Multikulturalisme merupakan suatu perkembangan yang relatif baru dalam khasanah ilmu pengetahuan, khususnya dalam ilmu-ilmu sosial. Namun dengan demikian multikulturalisme terus berkembang sesuai dengan perubahan sosial yang dihadapi oleh umat manusia khususnya didalam era dunia terbuka  dan era demokritisai kehidupan. (Tilaar: 2004:16). Pendidikan merupakan kebutuhan paling esensial bagi setiap manusia, negara, maupun pemerintah pada era reformasi  ini,  pendidikan harus selalu ditumbuhkembangkan secara  sistematis  oleh para pengambil kebijakan yang berwenang di negara ini.  Transformasi dalam dunia pendidikan selalu harus diupayakan agar  pendidikan benar-benar dapat memberikan kontribusi yang signifikan dalam usaha untuk mencerdaskan kehidupan bangsa sebagaimana telah diamanatkan oleh pendiri republik yang dituangkan dalam UUD 1945.(BSNP: 2005:17), dengan demikian pendidikan tidak dapat dipisahkan dari perubahan sosial dan kehidupan manusia didalam berbgai kaitannya dengan masalah kebudayaan, maka pendidikan dalam multikulturalisme telah merupakn suatu realitas sosial yang akan dihadapi oleh dunia pendidikan dimasa-masa yang akan datang.

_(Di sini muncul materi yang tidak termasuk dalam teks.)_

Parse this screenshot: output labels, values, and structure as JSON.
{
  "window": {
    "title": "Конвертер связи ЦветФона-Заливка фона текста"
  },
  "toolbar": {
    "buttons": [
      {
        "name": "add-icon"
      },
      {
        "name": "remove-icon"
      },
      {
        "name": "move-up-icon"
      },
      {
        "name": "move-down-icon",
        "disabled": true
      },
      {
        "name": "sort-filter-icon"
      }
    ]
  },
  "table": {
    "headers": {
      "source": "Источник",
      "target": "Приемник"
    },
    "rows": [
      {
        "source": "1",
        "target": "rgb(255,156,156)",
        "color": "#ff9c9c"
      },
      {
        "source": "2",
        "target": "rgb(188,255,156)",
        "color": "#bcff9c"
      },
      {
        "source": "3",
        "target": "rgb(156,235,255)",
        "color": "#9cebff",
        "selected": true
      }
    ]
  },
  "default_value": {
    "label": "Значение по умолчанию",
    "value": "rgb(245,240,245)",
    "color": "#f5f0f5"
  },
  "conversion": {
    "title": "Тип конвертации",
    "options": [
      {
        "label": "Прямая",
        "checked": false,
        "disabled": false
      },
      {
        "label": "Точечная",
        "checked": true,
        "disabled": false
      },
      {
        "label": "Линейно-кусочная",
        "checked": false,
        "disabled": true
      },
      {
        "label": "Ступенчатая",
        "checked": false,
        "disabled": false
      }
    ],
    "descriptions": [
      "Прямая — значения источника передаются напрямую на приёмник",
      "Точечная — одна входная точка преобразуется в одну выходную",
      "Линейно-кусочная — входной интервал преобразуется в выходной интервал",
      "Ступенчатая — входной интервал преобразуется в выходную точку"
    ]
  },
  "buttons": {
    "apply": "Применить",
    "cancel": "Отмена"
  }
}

Peran pendidikan didalam multikuklturalisme hanya dapat dimengerti didalam kaitannya dengan falsafah hidup, kenyataan sosial, yang akan melipuiti disiplin-disiplin ilmu yang lain seperti ilmu politik, filsafat, khususnya falsafah posmoderenisme, antropologi, dan sosiologi. Dalam hal ini  dimaksudkan agar dalam perjalanan sejarah pendidikan multikultural nantinya tidak kehilangan arah atau bahkan berlawanan dengan nilai-nilai dasar multikulturalisme. Oreintasi yang seharunya dibangun dan diperhatikan antara lain meliputi:
Pertama, Orientasi kemanusiaan. Kemanusian atau humanisme merupakan sebuah nilai kodrati yang menjadi landasan  sekaligus tujuan  pendidikan. Kemanusian besifat universal, global, diatas semua suku, aliran, ras, golongan dan agama.

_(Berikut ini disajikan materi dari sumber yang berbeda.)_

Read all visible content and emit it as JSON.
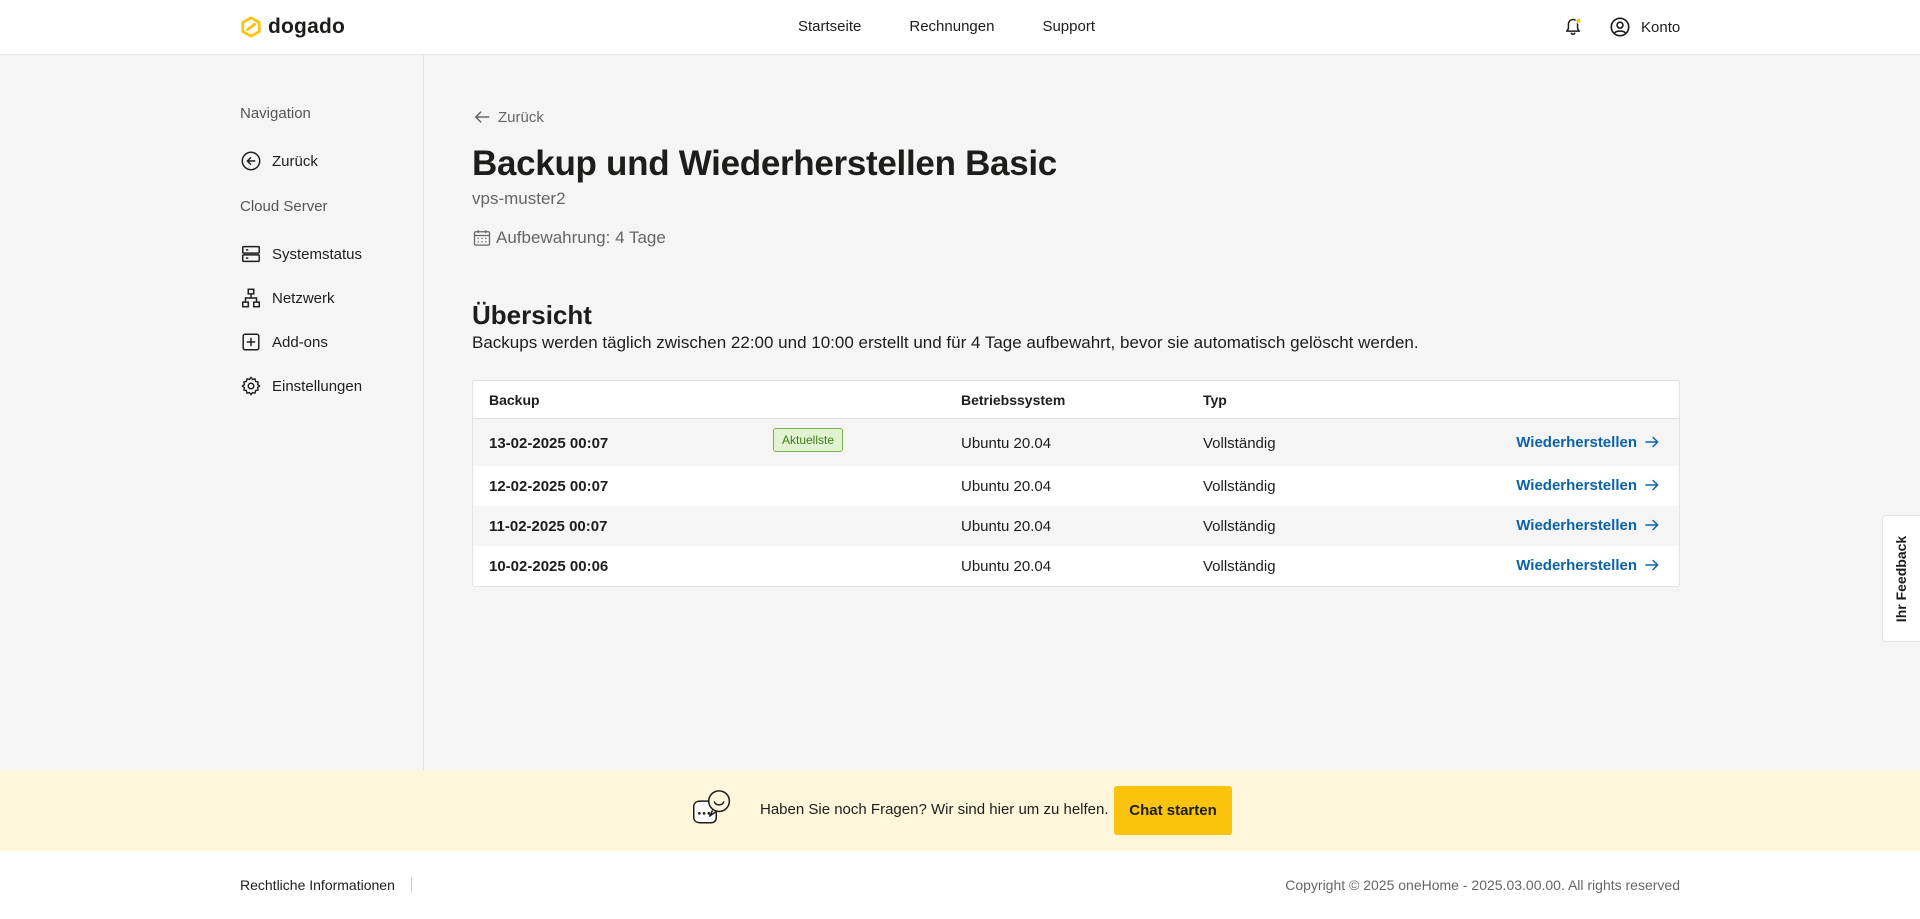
{
  "brand": {
    "name": "dogado",
    "accent": "#fbc30c"
  },
  "header": {
    "nav": [
      "Startseite",
      "Rechnungen",
      "Support"
    ],
    "account_label": "Konto",
    "notification_dot_color": "#fbc30c"
  },
  "sidebar": {
    "section_navigation": "Navigation",
    "back_label": "Zurück",
    "section_cloud": "Cloud Server",
    "items": [
      {
        "label": "Systemstatus",
        "icon": "server-icon"
      },
      {
        "label": "Netzwerk",
        "icon": "network-icon"
      },
      {
        "label": "Add-ons",
        "icon": "plus-square-icon"
      },
      {
        "label": "Einstellungen",
        "icon": "gear-icon"
      }
    ]
  },
  "main": {
    "back_label": "Zurück",
    "title": "Backup und Wiederherstellen Basic",
    "server_name": "vps-muster2",
    "retention": "Aufbewahrung: 4 Tage",
    "overview_title": "Übersicht",
    "overview_desc": "Backups werden täglich zwischen 22:00 und 10:00 erstellt und für 4 Tage aufbewahrt, bevor sie automatisch gelöscht werden."
  },
  "table": {
    "headers": {
      "backup": "Backup",
      "os": "Betriebssystem",
      "type": "Typ"
    },
    "latest_badge": "Aktuellste",
    "restore_label": "Wiederherstellen",
    "rows": [
      {
        "date": "13-02-2025 00:07",
        "os": "Ubuntu 20.04",
        "type": "Vollständig"
      },
      {
        "date": "12-02-2025 00:07",
        "os": "Ubuntu 20.04",
        "type": "Vollständig"
      },
      {
        "date": "11-02-2025 00:07",
        "os": "Ubuntu 20.04",
        "type": "Vollständig"
      },
      {
        "date": "10-02-2025 00:06",
        "os": "Ubuntu 20.04",
        "type": "Vollständig"
      }
    ]
  },
  "feedback_tab": "Ihr Feedback",
  "help": {
    "text": "Haben Sie noch Fragen? Wir sind hier um zu helfen.",
    "button": "Chat starten"
  },
  "footer": {
    "legal": "Rechtliche Informationen",
    "copyright": "Copyright © 2025 oneHome - 2025.03.00.00. All rights reserved"
  }
}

Kedua,  Orientasi  kebersamaan.  Kebersamaan  atau  kooperativisme merupakan sebuah nilai yang sangat mulia dalam masyarakat yang plural dan heterogen. Kebersamaan yang hakiki juga akan membawa kepada kedamaian yang tidak  ada  batasannya.  Tentunya  kebersamaan  yang  dibangun  disini  adalah kebersamaan yang sama  sekali  terlepas  dari unsur kolutif maupun koruptif. Kebersamaan yang dibangun adalah kebersamaan yang masing-maising pihak tidak merasa dirugikan dirinya sendiri, orang lain, lingkungan, serta negara.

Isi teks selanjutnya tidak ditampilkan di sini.